Miles no contestó, pero al frialdad de sus ojos azules decía a todos que David estaba en lo cierto.

– Keith te mostró los fraudes financieros y no hiciste nada. Sabías la clase de negocio que esa gente se llevaba entre manos, y tampoco hiciste nada. Querías que este asunto siguiera adelante al precio que fuera. Eso suponía -dijo dirigiéndose a todos- renunciar a la ética profesional, mentir al gobierno, mentir a su cliente, mentir a sus socios. En nuestro oficio está considerado la peor infracción, pero no es nada comparado con arrebatar una vida. ¿Recuerdas cuando te dije que la hermana de Keith me consideraba culpable de su muerte? Me contestaste que cómo podía saber lo que había pasado si ni siquiera estaba allí. ¡Tú sí estabas! Mataste a Keith Baxter y me contrataste pensando que, como me sentía culpable, no vería la verdad, y acertaste.

– No maté a Keith -dijo Miles-. ¿Cómo iba a…?

– No es asunto mí probarlo -contestó David-. Pero seguro que a la policía de Los Ángeles le interesará examinar tu coche, si es que todavía lo tienes. Lo demás es circunstancial, pero recuerda que hace años me enseñaste cómo convencer con pruebas circunstanciales. No es necesario ver al conejo para saber que ha estado en la nieva, basta con ver sus huellas. Bueno, pues tú has dejado un montón de huellas, las suficientes para que te condenen, y más aún si se añade un móvil.

Miles hizo una mueca de desdén.

– No tengo ningún móvil -dijo.

– Al principio ése era el problema. No lo encontraba, como tampoco vi otras cosas evidentes. Sabes, ésa era la clave. La evidencia. ¿Qué sabía de ti? Fuiste siempre un trepador. Tranquilo pero trepador. Las partidas de golf con Miles. Los estrenos con los ejecutivos de los estudios. Las obras de caridad de Mary Elisabeth. Siempre quisiste ser actor.

Miles conocía los mismos trucos de abogado que David. Sostener la mirada. Si mira arriba trata de recordar, si mira a la izquierda miente. Miles mantuvo los ojos fijos en David, pero no podía controlar lo que le sucedía involuntariamente: se había ruborizado, por frustración, vergüenza y finalmente por rabia.

Miles se puso en pie.

– ¡No maté a Keith! -Miró alrededor, buscando a alguien que le creyera-. Lo demás…

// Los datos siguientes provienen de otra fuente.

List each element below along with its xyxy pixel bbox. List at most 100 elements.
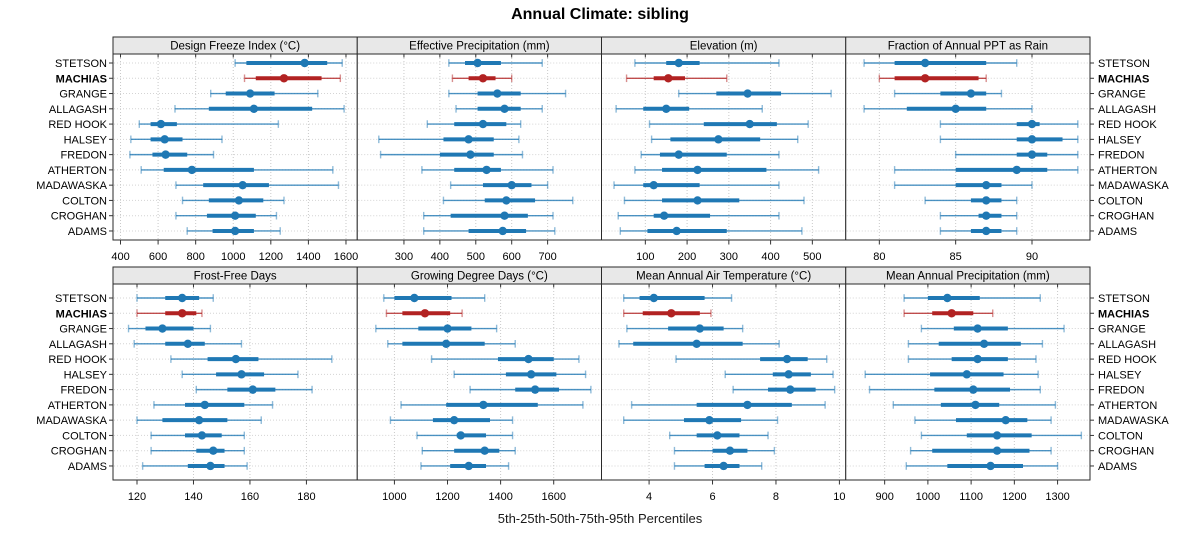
median-dot xyxy=(420,309,430,318)
median-dot xyxy=(981,196,991,205)
median-dot xyxy=(479,400,488,410)
station-label-left-croghan: CROGHAN xyxy=(51,446,107,458)
series-madawaska xyxy=(613,180,780,190)
station-label-left-halsey: HALSEY xyxy=(64,134,108,146)
station-label-left-madawaska: MADAWASKA xyxy=(36,180,107,192)
median-dot xyxy=(478,119,488,129)
station-label-right-colton: COLTON xyxy=(1098,430,1143,442)
median-dot xyxy=(464,135,473,144)
median-dot xyxy=(158,324,167,333)
axis-tick-label: 160 xyxy=(241,491,259,503)
series-red-hook xyxy=(426,119,522,129)
panel-area xyxy=(112,53,358,241)
series-adams xyxy=(939,226,1018,236)
series-madawaska xyxy=(175,180,340,190)
axis-tick-label: 500 xyxy=(803,251,821,263)
median-dot xyxy=(693,196,702,205)
median-dot xyxy=(473,58,482,68)
axis-tick-label: 85 xyxy=(950,251,962,263)
median-dot xyxy=(500,211,509,220)
series-stetson xyxy=(383,293,486,303)
series-grange xyxy=(893,89,1003,98)
station-label-left-stetson: STETSON xyxy=(55,293,107,305)
series-stetson xyxy=(863,58,1018,68)
series-grange xyxy=(626,324,744,333)
median-dot xyxy=(973,354,982,364)
axis-tick-label: 120 xyxy=(128,491,146,503)
series-madawaska xyxy=(914,415,1052,425)
median-dot xyxy=(177,309,187,318)
panel-title: Design Freeze Index (°C) xyxy=(170,41,300,53)
series-allagash xyxy=(174,104,345,114)
station-label-left-atherton: ATHERTON xyxy=(48,165,107,177)
series-croghan xyxy=(909,446,1052,455)
median-dot xyxy=(966,89,976,98)
axis-tick-label: 8 xyxy=(773,491,779,503)
panel-area xyxy=(601,283,847,481)
axis-tick-label: 4 xyxy=(646,491,652,503)
series-colton xyxy=(416,431,514,440)
station-label-right-croghan: CROGHAN xyxy=(1098,446,1154,458)
station-label-left-madawaska: MADAWASKA xyxy=(36,415,107,427)
median-dot xyxy=(160,135,169,144)
station-label-right-fredon: FREDON xyxy=(1098,150,1145,162)
median-dot xyxy=(480,446,489,455)
median-dot xyxy=(493,89,502,98)
series-madawaska xyxy=(893,180,1033,190)
median-dot xyxy=(238,180,247,190)
station-label-right-madawaska: MADAWASKA xyxy=(1098,180,1169,192)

– Lo demás, sólo podía ocurrir si te convertías en el socio secreto de…

– Joder.

Doug Knight pronunció la palabra sin alterarse, pero todo el mundo lo había subestimado durante tanto tiempo, incluso los que estaban en esa sala y sabían la verdad sobre él, que nadie le prestó atención. Nadie, salvo Miles Stout, que creyó percibir en su tono un atisbo de lástima. Miles miró al hombre que había pronunciado ese exabrupto, abrió los ojos de par en par e instintivamente levantó las manos para protegerse. Pero el escudo no era más que carne y hueso y no pudo evitar la bala disparada por Doug, que entró en el cráneo de Miles justo encima del ojo izquierdo y salió por la nuca. El cadáver de Miles chocó contra la pared y cayó al suelo.